In the summer, team owner Mark Cuban elected not to re-sign center and defensive anchor Tyson Chandler. They also lost top defensive assistant coach coach Dwane Casey to the Toronto Raptors. These losses severely hurt the team's defense the following season, as fell to 7th place in the conference during the lockout shortened season. Overall, after the championship, the Mavericks made the playoff four of the next five seasons, but they did not win any round. Nowitzki retired in 2019, with the 2011 NBA Finals being the last playoff series he won.

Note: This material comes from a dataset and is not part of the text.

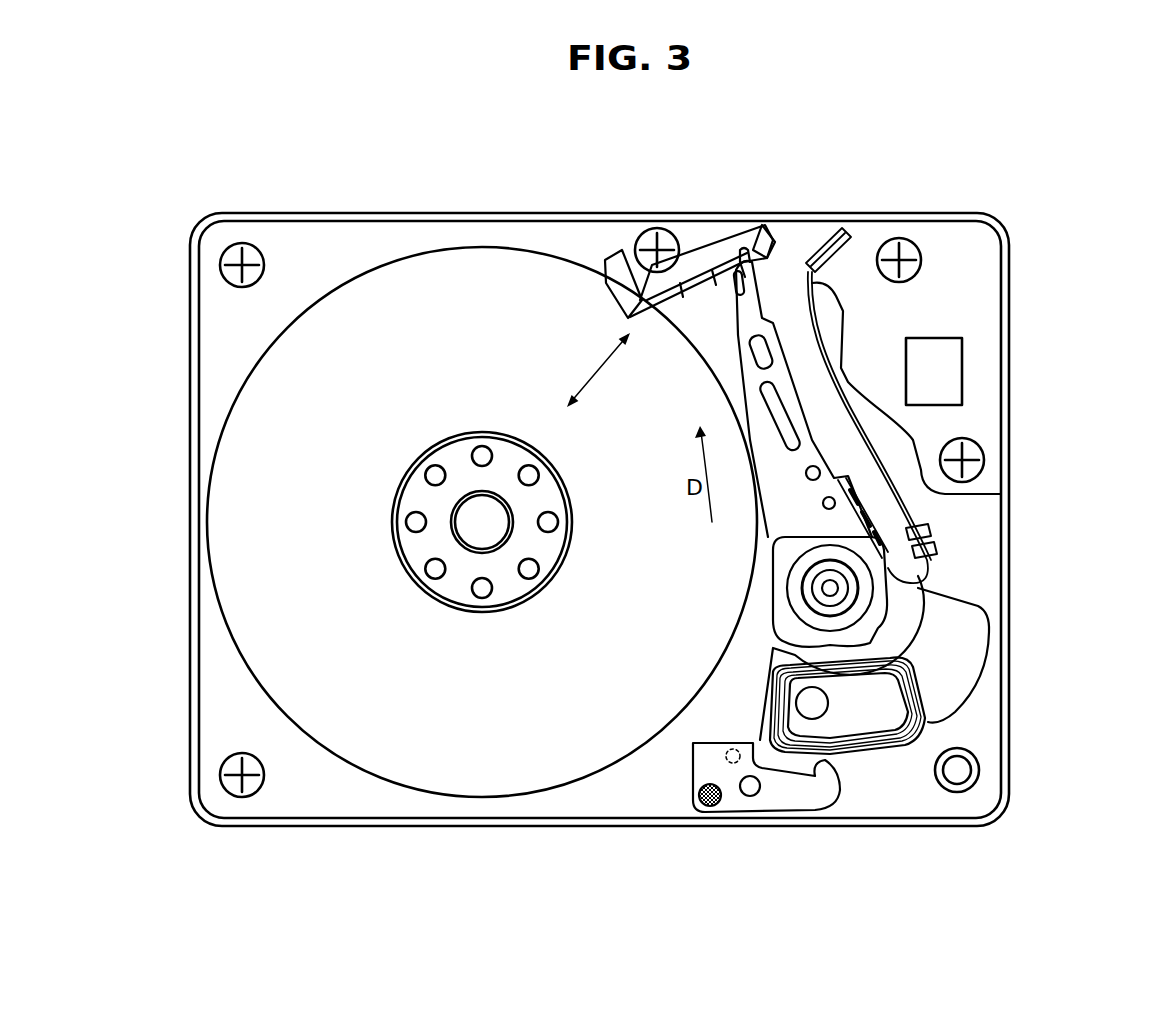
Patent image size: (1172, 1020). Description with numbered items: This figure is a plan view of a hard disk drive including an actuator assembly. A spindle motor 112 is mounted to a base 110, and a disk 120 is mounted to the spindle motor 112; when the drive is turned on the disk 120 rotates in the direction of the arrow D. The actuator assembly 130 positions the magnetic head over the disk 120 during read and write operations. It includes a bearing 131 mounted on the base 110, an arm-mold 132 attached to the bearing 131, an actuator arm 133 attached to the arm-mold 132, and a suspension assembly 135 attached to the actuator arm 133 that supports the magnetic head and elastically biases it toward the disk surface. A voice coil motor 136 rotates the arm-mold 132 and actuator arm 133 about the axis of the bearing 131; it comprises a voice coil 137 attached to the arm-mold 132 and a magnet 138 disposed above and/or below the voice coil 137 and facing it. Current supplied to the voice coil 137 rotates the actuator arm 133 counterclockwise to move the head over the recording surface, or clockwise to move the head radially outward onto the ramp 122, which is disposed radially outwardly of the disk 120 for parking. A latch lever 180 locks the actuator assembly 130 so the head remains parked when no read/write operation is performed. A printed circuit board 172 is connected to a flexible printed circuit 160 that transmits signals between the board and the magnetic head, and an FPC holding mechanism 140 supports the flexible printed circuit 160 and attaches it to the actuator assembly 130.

Like he did prior to the Mavericks championship season in 2010–2011, two years later prior to the 2012–13 season, Jason Terry, by then with the Boston Celtics, tattooed the Celtics' famous leprechaun spinning the Larry O'Brien trophy on his finger on his left arm. However, the Celtics did not win the championship that season.

Jason Kidd would later coach LeBron James as an assistant coach during the 2019–2020 Los Angeles Lakers season. Kidd became the head coach for the Mavs in 2021 after Rick Carlisle mutually parted ways with the team.

The Championship won by the Mavericks would be the first for the Dallas-Fort Worth Metroplex, since the Dallas Stars won the Stanley Cup in 1999 and the last until the Texas Rangers defeated the Arizona Diamondbacks in the World Series in 2023. The Mavericks would return to the Finals again in 2024 but fell to the Boston Celtics in five games.

=== In popular culture ===
In Puerto Rican rapper Bad Bunny's 2022 song El Apagón, he shouts out fellow Puerto Rican J. J. Barea while taking a small diss at LeBron James: "Y de Barea, el que fue campeón primero que Lebron" which translates to "And Barea, the one who was a champion before LeBron". This was in reference to Dallas win over Miami in 2011, which allowed Barea to win a championship before James.